After we export the ensemble, we are ready to start the Triton Inference Server. The server is installed in Merlin Tensorflow and Merlin PyTorch containers. If you are not using one of our containers, then ensure it is installed in your environment. For more information, see the Triton Inference Server documentation.

You can start the server by running the following command:

tritonserver --model-repository=ensemble

For the --model-repository argument, specify the same value as the export_path that you specified previously in the ensemble.export method.

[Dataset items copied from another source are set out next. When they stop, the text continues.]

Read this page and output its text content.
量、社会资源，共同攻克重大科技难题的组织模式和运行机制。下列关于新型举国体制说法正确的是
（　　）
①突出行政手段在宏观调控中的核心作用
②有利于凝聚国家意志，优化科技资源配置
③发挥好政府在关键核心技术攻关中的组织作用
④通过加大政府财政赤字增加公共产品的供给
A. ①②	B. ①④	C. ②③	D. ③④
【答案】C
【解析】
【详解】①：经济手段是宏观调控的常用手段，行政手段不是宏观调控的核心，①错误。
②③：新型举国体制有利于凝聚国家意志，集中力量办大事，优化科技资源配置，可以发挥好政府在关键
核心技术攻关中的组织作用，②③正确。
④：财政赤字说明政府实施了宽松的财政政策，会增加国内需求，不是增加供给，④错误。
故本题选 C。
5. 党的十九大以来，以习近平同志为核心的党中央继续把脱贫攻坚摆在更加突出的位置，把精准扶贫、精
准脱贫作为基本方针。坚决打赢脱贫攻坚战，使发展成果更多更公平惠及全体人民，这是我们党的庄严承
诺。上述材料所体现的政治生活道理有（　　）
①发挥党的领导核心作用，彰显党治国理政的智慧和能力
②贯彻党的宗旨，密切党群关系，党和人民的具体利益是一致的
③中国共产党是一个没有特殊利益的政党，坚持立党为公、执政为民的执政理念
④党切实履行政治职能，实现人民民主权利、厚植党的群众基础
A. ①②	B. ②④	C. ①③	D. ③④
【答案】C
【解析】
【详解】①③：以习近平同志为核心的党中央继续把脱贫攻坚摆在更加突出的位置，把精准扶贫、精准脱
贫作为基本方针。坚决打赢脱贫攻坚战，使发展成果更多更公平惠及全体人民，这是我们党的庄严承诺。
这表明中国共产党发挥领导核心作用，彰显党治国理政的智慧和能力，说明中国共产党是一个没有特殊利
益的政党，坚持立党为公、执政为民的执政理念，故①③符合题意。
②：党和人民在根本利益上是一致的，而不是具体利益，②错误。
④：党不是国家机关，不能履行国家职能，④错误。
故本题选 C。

After you run the tritonserver command, wait until your terminal shows messages like the following example:

I0414 18:29:50.741833 4067 grpc_server.cc:4421] Started GRPCInferenceService at 0.0.0.0:8001
I0414 18:29:50.742197 4067 http_server.cc:3113] Started HTTPService at 0.0.0.0:8000
I0414 18:29:50.783470 4067 http_server.cc:178] Started Metrics Service at 0.0.0.0:8002

Retrieving Recommendations from Triton Inference Server#

Now that our server is running, we can send requests to it. This request is composed of values that correspond to the request schema that was created when we exported the ensemble graph.

In the code below we create a request to send to Triton and send it. We will then analyze the response, to show the full experience.

We begin by obtaining 10 examples from our train data to include in the request.

ten_examples = train.compute()['user_id'].unique().sample(10).sort_values().to_frame().reset_index(drop=True)
ten_examples
user_id
0 6
1 15
2 70
3 86
4 96
5 109
6 143
7 183
8 609
9 858

Let’s now package the information up as inputs and send it to Triton for inference.

from merlin.systems.triton import convert_df_to_triton_input
import tritonclient.grpc as grpcclient

inputs = convert_df_to_triton_input(inf_workflow.input_schema, ten_examples, grpcclient.InferInput)

outputs = [
    grpcclient.InferRequestedOutput(col)
    for col in inf_ops.output_schema.column_names
]
# send request to tritonserver
with grpcclient.InferenceServerClient("localhost:8001") as client:
    response = client.infer("executor_model", inputs, outputs=outputs)

We can now compare the predictions from the server to those from our local model.

predictions_from_triton = response.as_numpy(outputs[0].name())
local_predictions = model.predict(inf_workflow.transform(nvt.Dataset(ten_examples)))[0]
np.testing.assert_allclose(predictions_from_triton, local_predictions)

We managed to preprocess the data in the same way in serving as we did during training and obtain the same predictions!